Rather than continue with the dashboard, in my usual fashion I started procrastinating about the options. My theory is hack days for geeks is equivalent to putting a small child in a sweetshop. So many tempting API’s,inspiration and enthusiam about you just don’t know which way to turn. I had a few other ideas inspired by the talks and got my machine set-up, suitably close to the seasoned hackers in case I needed some help or inspiration and started chatting with Mindy from Elsevier about the possibilities the newly released Scopus API could offer. After further chats with Jud and Michael from Elsevier B.V. this was the start of an hack. So the itch originally to be scratched was trying to help researchers solve the problem of locating citations amongst the many out there and especially try and handle cases where people may move around from institution to institution and there publications drop through the cracks. So demo API key in place I was away.
The API was interesting, I am used to REST interfaces or even SOAP when I have to but this was originally presented in a way I had seen but not really worked with. They exposed a Javascript object which made a number of calls to thier backend systems. It mainly returned HTML but you could overide that. I was mainly interested in working with JSON directly so I started to see if this was possible. Probing the Javascript object showed indeed it was handling JSON so it should be straight forward. IP restrictions incorrectly applied and a few initial hiccups about parameters to pass to the backend system and we were away just getting JSON returned, when the helpful Elsevier guys who had been communicating back with the office had the IP restrictions sorted.
So after all this I was away, but still not quite with an idea, however I did have a problem that I had discussed with some colleagues this API might help solve. So what did I end up building, a tool to help researchers who are writing papers keep alerted about publications made available, by author(s) or title keyword(s) or even affiliation (i.e University) right in the place where they are writing the paper, within a confluence wiki. I thought this may be useful. Then I finished off my dashboard – win win.
When it came down to presentations I presented both hacks, in a somewhat haphazhard fashion and was pleasantly surprised to win the Elesevier prize – a lego Mindstorm robot – thanks very much guys and also get an acknowledgement of the other three judges they thought the hack was useful.

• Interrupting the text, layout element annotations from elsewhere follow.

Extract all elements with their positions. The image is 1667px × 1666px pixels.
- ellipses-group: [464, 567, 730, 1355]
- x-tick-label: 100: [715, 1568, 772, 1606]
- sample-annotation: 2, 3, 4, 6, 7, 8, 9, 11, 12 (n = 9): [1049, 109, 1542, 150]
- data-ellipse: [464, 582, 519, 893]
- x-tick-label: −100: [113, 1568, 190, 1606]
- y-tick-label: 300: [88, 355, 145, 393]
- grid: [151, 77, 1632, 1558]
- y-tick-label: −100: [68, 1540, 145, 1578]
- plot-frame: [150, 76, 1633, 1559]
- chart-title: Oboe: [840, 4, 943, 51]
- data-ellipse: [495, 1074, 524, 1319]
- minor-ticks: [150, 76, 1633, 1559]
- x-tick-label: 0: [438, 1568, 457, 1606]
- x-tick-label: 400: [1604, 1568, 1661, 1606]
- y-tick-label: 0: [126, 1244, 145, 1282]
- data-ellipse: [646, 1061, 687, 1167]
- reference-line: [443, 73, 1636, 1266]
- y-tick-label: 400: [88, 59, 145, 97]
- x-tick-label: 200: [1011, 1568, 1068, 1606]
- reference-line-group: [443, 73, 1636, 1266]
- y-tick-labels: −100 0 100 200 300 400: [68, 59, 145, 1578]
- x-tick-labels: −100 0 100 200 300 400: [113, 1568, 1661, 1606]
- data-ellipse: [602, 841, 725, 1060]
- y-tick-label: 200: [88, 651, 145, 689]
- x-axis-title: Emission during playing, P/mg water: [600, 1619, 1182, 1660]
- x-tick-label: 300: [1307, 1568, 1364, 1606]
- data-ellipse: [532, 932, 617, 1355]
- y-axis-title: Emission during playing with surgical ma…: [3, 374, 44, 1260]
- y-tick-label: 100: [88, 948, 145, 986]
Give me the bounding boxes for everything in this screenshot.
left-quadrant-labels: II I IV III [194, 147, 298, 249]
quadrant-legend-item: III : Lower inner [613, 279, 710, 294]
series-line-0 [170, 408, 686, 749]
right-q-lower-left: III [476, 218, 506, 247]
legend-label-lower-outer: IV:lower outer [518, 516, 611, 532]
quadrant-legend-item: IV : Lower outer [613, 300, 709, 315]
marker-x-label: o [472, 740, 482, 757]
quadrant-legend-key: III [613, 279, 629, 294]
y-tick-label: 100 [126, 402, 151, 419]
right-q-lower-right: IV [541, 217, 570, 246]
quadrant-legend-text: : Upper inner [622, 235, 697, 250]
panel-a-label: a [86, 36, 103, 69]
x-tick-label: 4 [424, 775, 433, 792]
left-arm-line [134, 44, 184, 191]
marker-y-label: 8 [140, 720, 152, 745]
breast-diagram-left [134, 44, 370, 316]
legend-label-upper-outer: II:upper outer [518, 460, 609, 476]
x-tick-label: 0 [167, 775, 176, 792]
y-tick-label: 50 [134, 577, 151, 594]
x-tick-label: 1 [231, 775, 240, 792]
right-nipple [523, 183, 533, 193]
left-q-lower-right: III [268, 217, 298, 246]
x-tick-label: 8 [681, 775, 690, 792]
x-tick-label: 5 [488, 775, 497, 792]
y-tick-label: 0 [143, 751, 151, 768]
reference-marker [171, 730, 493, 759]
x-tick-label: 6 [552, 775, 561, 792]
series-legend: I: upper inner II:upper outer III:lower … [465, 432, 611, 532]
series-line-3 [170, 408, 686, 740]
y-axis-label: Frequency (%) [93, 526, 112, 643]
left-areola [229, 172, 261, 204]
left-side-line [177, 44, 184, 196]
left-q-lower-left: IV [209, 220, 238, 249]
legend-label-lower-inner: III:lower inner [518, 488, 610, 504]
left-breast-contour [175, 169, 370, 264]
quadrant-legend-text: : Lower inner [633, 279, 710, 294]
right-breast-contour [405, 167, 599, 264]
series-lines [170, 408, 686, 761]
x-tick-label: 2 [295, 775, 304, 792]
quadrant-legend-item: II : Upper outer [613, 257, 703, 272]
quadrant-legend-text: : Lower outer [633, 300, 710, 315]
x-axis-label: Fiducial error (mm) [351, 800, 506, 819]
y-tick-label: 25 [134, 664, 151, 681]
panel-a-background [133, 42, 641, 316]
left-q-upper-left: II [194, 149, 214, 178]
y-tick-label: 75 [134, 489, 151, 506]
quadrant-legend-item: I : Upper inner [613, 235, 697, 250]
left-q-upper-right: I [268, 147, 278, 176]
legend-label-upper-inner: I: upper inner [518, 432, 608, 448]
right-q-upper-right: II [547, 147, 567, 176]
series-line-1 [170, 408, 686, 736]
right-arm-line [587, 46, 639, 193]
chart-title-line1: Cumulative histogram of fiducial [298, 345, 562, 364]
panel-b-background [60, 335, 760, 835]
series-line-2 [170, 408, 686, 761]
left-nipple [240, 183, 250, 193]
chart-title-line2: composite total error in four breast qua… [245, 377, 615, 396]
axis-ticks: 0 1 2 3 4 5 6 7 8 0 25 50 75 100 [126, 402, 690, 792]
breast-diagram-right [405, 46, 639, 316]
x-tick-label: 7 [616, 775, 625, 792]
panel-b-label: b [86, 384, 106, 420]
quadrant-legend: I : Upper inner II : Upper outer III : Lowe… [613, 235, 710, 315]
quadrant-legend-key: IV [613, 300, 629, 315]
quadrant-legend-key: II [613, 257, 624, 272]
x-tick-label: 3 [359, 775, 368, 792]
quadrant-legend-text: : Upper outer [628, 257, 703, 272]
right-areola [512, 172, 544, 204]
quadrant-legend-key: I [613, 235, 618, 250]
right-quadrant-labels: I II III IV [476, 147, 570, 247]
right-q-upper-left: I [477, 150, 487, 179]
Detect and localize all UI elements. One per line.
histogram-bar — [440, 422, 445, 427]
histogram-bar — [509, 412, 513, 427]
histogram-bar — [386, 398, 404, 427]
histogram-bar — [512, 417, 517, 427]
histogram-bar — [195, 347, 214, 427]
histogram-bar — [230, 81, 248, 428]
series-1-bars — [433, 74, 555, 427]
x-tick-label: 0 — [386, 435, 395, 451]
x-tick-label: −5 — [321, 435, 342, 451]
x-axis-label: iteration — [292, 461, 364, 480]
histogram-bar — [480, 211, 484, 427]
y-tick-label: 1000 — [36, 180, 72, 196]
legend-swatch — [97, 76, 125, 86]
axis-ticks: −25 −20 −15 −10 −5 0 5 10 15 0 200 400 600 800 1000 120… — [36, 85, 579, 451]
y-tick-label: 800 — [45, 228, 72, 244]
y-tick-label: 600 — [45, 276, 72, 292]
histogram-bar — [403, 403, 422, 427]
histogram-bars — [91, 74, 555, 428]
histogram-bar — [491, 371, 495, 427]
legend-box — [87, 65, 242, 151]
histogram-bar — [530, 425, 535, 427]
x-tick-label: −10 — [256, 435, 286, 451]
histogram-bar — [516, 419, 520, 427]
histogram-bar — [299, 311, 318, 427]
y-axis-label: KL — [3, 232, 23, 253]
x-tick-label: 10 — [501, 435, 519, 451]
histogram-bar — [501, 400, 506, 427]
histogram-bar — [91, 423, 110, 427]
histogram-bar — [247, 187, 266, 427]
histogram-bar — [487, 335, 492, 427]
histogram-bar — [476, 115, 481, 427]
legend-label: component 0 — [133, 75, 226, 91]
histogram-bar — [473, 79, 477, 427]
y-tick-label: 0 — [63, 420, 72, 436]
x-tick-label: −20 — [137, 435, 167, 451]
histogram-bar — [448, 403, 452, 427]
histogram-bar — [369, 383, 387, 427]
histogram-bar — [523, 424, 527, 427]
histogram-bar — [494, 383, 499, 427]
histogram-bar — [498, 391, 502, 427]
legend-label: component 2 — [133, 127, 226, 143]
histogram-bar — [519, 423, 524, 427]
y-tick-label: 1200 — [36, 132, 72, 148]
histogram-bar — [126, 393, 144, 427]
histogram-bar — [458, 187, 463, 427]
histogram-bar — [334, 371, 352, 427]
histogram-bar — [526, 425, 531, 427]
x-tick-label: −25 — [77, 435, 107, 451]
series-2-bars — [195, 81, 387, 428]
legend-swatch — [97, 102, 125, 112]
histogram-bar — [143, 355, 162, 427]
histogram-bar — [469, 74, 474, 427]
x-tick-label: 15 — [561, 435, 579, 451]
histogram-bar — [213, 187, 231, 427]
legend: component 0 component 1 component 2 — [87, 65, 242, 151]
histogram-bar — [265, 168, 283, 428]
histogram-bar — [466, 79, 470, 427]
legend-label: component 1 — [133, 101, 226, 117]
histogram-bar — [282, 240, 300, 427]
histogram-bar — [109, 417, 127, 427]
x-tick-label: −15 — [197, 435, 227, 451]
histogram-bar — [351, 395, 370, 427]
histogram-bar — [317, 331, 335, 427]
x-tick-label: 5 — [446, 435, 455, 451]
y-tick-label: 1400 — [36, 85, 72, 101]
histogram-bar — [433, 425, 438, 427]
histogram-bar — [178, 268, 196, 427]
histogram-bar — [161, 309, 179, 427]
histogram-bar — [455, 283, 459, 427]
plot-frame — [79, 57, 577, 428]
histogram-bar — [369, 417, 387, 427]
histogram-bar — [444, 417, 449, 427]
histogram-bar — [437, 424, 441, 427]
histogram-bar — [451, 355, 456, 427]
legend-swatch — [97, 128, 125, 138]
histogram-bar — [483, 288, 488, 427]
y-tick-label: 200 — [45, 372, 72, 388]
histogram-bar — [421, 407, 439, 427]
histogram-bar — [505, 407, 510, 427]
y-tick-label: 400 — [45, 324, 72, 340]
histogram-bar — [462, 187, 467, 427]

So Science Hack Day on Jun 19,20 2010 in my opinion was excellent. Jeremy did a good job of organising it, he gives us an insight of how he organised it in his latest blog post. Obviously there were a number of key helpers too who deserve equal praise. The location, food and registration were what I had come to expect from attending other hack events at the Guardian and did not dissappoint. The inspiration was good, the depth of knowledge concentrated into the Guardian offices for the weekend was evidently outstanding – just see the list of hacks on the wiki. All in all lots of people did get excited and make things that were really cool. Of course if you want to know more there is a flickr pool, you can track the tweets from the weekend and beyond or one of the awesome side hacks Scilapse (hat tip to Carolina Ödman and her video editing skills as well as the really useful auth cloud hack she put together) lets you experience the whole weekend in a few minutes.
So it rated 5 out of 5 in my book. So much so it inspired me to blog about it. Something I haven’t done for a long while.